Parents & enfants / Santé

Les enfants s'endorment n'importe où (et c'est normal)

Temps de lecture : 2 min

Les moins de 5 ans s'assoupissent en moyenne trois fois par mois dans un lieu incongru.

Ces siestes intempestives compensent une dépense d'énergie due à l'apprentissage du langage ou de la marche. | Annie Spratt via Unsplash
Ces siestes intempestives compensent une dépense d'énergie due à l'apprentissage du langage ou de la marche. | Annie Spratt via Unsplash

Si vous avez déjà retrouvé votre bambin endormi dans la panière du chien, au fond du jardin ou en plein milieu d'un escalier, pas de panique. Il existe une explication scientifique à ces assoupissements pour le moins étranges. D'après une récente étude commandée par In The Night Garden, une émission pour enfants de la chaîne britannique BBC, ces siestes intempestives sont la conséquence normale d'un développement physique et psychique qui arrive à son apogée. «Nous savons que le corps des enfants subit le plus de transformations de leur naissance à leur 5 ans, explique l'un des repésentants d'In The Night Garden. Pendant cette courte période, ils apprennent à marcher, parler, sociabiliser, ce qui demande énormément d'énergie. Pas surprenant dès lors que la fatigue vienne les cueillir à des moments ou dans des lieux inopportuns.»

Les moins de 5 ans s'endorment n'importe où et n'importe quand pour ne pas louper la moindre opportunité de recharger leurs batteries. En interrogeant 1.000 parents d'enfant de moins 5 ans, les scientifiques se sont aperçus que ces derniers s'assoupissent environ trois fois par mois dans un lieu ou une position incongrue. Chariots de supermarché, toilettes ou encore cuisine, les bambins roupillent où bon leur semblent. L'étude révèle même que certains s'endorment en parlant ou debout.

Des parents pas si inquiets

Si les trois quarts des parents s'amusent de ces siestes, parfois même en photographiant et en publiant sur les réseaux sociaux les clichés de leurs enfants endormis, beaucoup s'inquiètent de ce phénomène.
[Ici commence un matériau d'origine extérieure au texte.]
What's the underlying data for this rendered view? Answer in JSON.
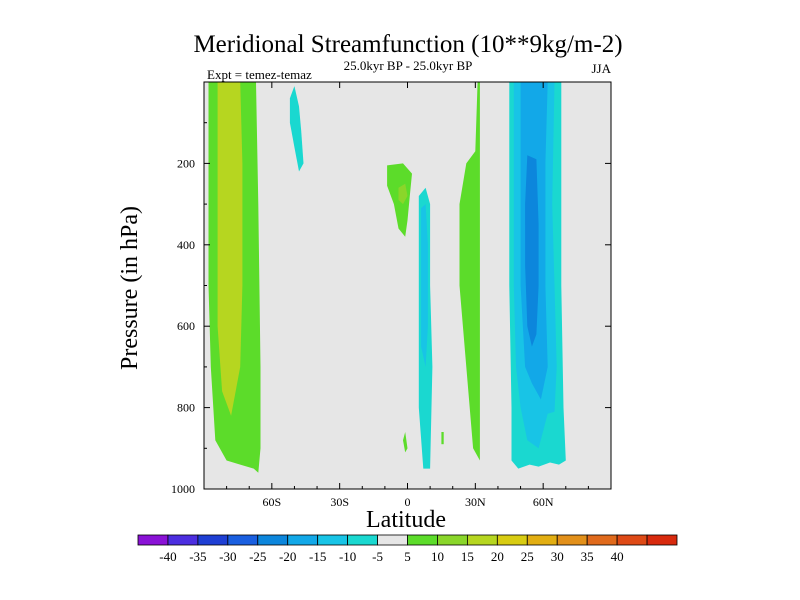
{
  "chart_data": {
    "type": "contour",
    "title": "Meridional Streamfunction (10**9kg/m-2)",
    "subtitle": "25.0kyr BP - 25.0kyr BP",
    "experiment_label": "Expt = temez-temaz",
    "season": "JJA",
    "xlabel": "Latitude",
    "ylabel": "Pressure (in hPa)",
    "xlim": [
      -90,
      90
    ],
    "ylim": [
      1000,
      0
    ],
    "x_ticks": [
      {
        "value": -60,
        "label": "60S"
      },
      {
        "value": -30,
        "label": "30S"
      },
      {
        "value": 0,
        "label": "0"
      },
      {
        "value": 30,
        "label": "30N"
      },
      {
        "value": 60,
        "label": "60N"
      }
    ],
    "y_ticks": [
      {
        "value": 200,
        "label": "200"
      },
      {
        "value": 400,
        "label": "400"
      },
      {
        "value": 600,
        "label": "600"
      },
      {
        "value": 800,
        "label": "800"
      },
      {
        "value": 1000,
        "label": "1000"
      }
    ],
    "background_color": "#e6e6e6",
    "colorbar": {
      "colors": [
        "#8a12d6",
        "#4c2ee0",
        "#1e3fd4",
        "#1a5fe0",
        "#0c86dc",
        "#12a8e8",
        "#18c4e6",
        "#1ad8d0",
        "#e6e6e6",
        "#5cdc2a",
        "#8ad62a",
        "#b6d620",
        "#d8cc12",
        "#e2ae12",
        "#e2901a",
        "#e06a1c",
        "#de4a16",
        "#d82a0e"
      ],
      "tick_labels": [
        "-40",
        "-35",
        "-30",
        "-25",
        "-20",
        "-15",
        "-10",
        "-5",
        "5",
        "10",
        "15",
        "20",
        "25",
        "30",
        "35",
        "40"
      ]
    },
    "regions": [
      {
        "name": "green-band-sh",
        "level": "5",
        "color": "#5cdc2a",
        "points": [
          [
            -88,
            0
          ],
          [
            -67,
            0
          ],
          [
            -66,
            300
          ],
          [
            -65,
            700
          ],
          [
            -65,
            900
          ],
          [
            -66,
            960
          ],
          [
            -68,
            950
          ],
          [
            -74,
            940
          ],
          [
            -80,
            930
          ],
          [
            -85,
            880
          ],
          [
            -87,
            700
          ],
          [
            -88,
            500
          ],
          [
            -88,
            0
          ]
        ]
      },
      {
        "name": "lime-band-sh",
        "level": "15",
        "color": "#b6d620",
        "points": [
          [
            -84,
            0
          ],
          [
            -74,
            0
          ],
          [
            -73,
            200
          ],
          [
            -73,
            500
          ],
          [
            -74,
            700
          ],
          [
            -78,
            820
          ],
          [
            -82,
            760
          ],
          [
            -84,
            600
          ],
          [
            -84,
            400
          ],
          [
            -84,
            0
          ]
        ]
      },
      {
        "name": "teal-strip-upper",
        "level": "-5",
        "color": "#1ad8d0",
        "points": [
          [
            -50,
            10
          ],
          [
            -48,
            60
          ],
          [
            -47,
            120
          ],
          [
            -46,
            200
          ],
          [
            -48,
            220
          ],
          [
            -50,
            160
          ],
          [
            -52,
            100
          ],
          [
            -52,
            40
          ],
          [
            -50,
            10
          ]
        ]
      },
      {
        "name": "green-patch-eq",
        "level": "5",
        "color": "#5cdc2a",
        "points": [
          [
            -9,
            205
          ],
          [
            -2,
            200
          ],
          [
            2,
            225
          ],
          [
            1,
            280
          ],
          [
            0,
            340
          ],
          [
            -1,
            380
          ],
          [
            -4,
            360
          ],
          [
            -6,
            300
          ],
          [
            -9,
            255
          ],
          [
            -9,
            205
          ]
        ]
      },
      {
        "name": "lime-spot-eq",
        "level": "10",
        "color": "#8ad62a",
        "points": [
          [
            -4,
            260
          ],
          [
            -1,
            250
          ],
          [
            0,
            280
          ],
          [
            -2,
            300
          ],
          [
            -4,
            290
          ],
          [
            -4,
            260
          ]
        ]
      },
      {
        "name": "teal-strip-eq",
        "level": "-5",
        "color": "#1ad8d0",
        "points": [
          [
            5,
            280
          ],
          [
            8,
            260
          ],
          [
            10,
            300
          ],
          [
            10,
            500
          ],
          [
            11,
            700
          ],
          [
            10,
            950
          ],
          [
            7,
            950
          ],
          [
            5,
            800
          ],
          [
            5,
            500
          ],
          [
            5,
            280
          ]
        ]
      },
      {
        "name": "cyan-core-eq",
        "level": "-10",
        "color": "#18c4e6",
        "points": [
          [
            6,
            310
          ],
          [
            8,
            300
          ],
          [
            9,
            400
          ],
          [
            9,
            600
          ],
          [
            8,
            700
          ],
          [
            6,
            650
          ],
          [
            6,
            450
          ],
          [
            6,
            310
          ]
        ]
      },
      {
        "name": "green-small-a",
        "level": "5",
        "color": "#5cdc2a",
        "points": [
          [
            -2,
            880
          ],
          [
            -1,
            860
          ],
          [
            0,
            900
          ],
          [
            -1,
            910
          ],
          [
            -2,
            880
          ]
        ]
      },
      {
        "name": "green-small-b",
        "level": "5",
        "color": "#5cdc2a",
        "points": [
          [
            15,
            860
          ],
          [
            16,
            860
          ],
          [
            16,
            890
          ],
          [
            15,
            890
          ],
          [
            15,
            860
          ]
        ]
      },
      {
        "name": "green-band-nh",
        "level": "5",
        "color": "#5cdc2a",
        "points": [
          [
            31,
            0
          ],
          [
            32,
            0
          ],
          [
            32,
            170
          ],
          [
            32,
            400
          ],
          [
            32,
            930
          ],
          [
            29,
            900
          ],
          [
            26,
            700
          ],
          [
            23,
            500
          ],
          [
            23,
            300
          ],
          [
            26,
            200
          ],
          [
            30,
            170
          ],
          [
            31,
            0
          ]
        ]
      },
      {
        "name": "teal-band-nh",
        "level": "-5",
        "color": "#1ad8d0",
        "points": [
          [
            45,
            0
          ],
          [
            68,
            0
          ],
          [
            68,
            500
          ],
          [
            69,
            800
          ],
          [
            70,
            930
          ],
          [
            67,
            940
          ],
          [
            63,
            935
          ],
          [
            58,
            945
          ],
          [
            54,
            940
          ],
          [
            49,
            950
          ],
          [
            46,
            930
          ],
          [
            46,
            800
          ],
          [
            45,
            500
          ],
          [
            45,
            0
          ]
        ]
      },
      {
        "name": "cyan-band-nh",
        "level": "-10",
        "color": "#18c4e6",
        "points": [
          [
            47,
            0
          ],
          [
            65,
            0
          ],
          [
            64,
            300
          ],
          [
            65,
            500
          ],
          [
            66,
            700
          ],
          [
            65,
            810
          ],
          [
            62,
            815
          ],
          [
            58,
            900
          ],
          [
            53,
            880
          ],
          [
            50,
            800
          ],
          [
            48,
            700
          ],
          [
            47,
            500
          ],
          [
            47,
            0
          ]
        ]
      },
      {
        "name": "blue-band-nh",
        "level": "-15",
        "color": "#12a8e8",
        "points": [
          [
            50,
            0
          ],
          [
            62,
            0
          ],
          [
            61,
            200
          ],
          [
            61,
            500
          ],
          [
            62,
            700
          ],
          [
            59,
            780
          ],
          [
            55,
            740
          ],
          [
            52,
            700
          ],
          [
            50,
            500
          ],
          [
            50,
            0
          ]
        ]
      },
      {
        "name": "deep-blue-core-nh",
        "level": "-20",
        "color": "#0c86dc",
        "points": [
          [
            53,
            180
          ],
          [
            57,
            190
          ],
          [
            58,
            350
          ],
          [
            58,
            500
          ],
          [
            57,
            620
          ],
          [
            55,
            650
          ],
          [
            53,
            600
          ],
          [
            52,
            450
          ],
          [
            52,
            300
          ],
          [
            53,
            180
          ]
        ]
      }
    ]
  }
}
Première source de crainte: que l'enfant ne dorme pas ou moins bien durant la nuit après avoir sommeillé le jour. Parmi les parents interrogés, 60% affirment ainsi observer une différence dans la qualité de sommeil de leurs enfants si ceux-ci ont somnolé plus tôt dans la journée.

Les deux tiers du panel expliquaient devoir alors ruser pour mettre leur progéniture au lit. Le plus dur, selon eux: faire comprendre à l'enfant l'importance de se coucher à heure fixe et dans leur lit. Une lutte du soir qui survient, d'après les résultats de l'étude, environ sept fois par mois. Reste que 70% des parents s'estiment heureux, assurant que leurs enfants sont de bons dormeurs. Une bonne nouvelle quand on sait que le sommeil des enfants affectent la santé des parents. Une récente étude révélait ainsi que les nouveaux parents accumulaient en moyenne un déficit de sommeil de six ans ce qui peut, à long terme, favoriser les risques de développer des maladies cardiaques ou mentales, comme la maladie d'Alzheimer.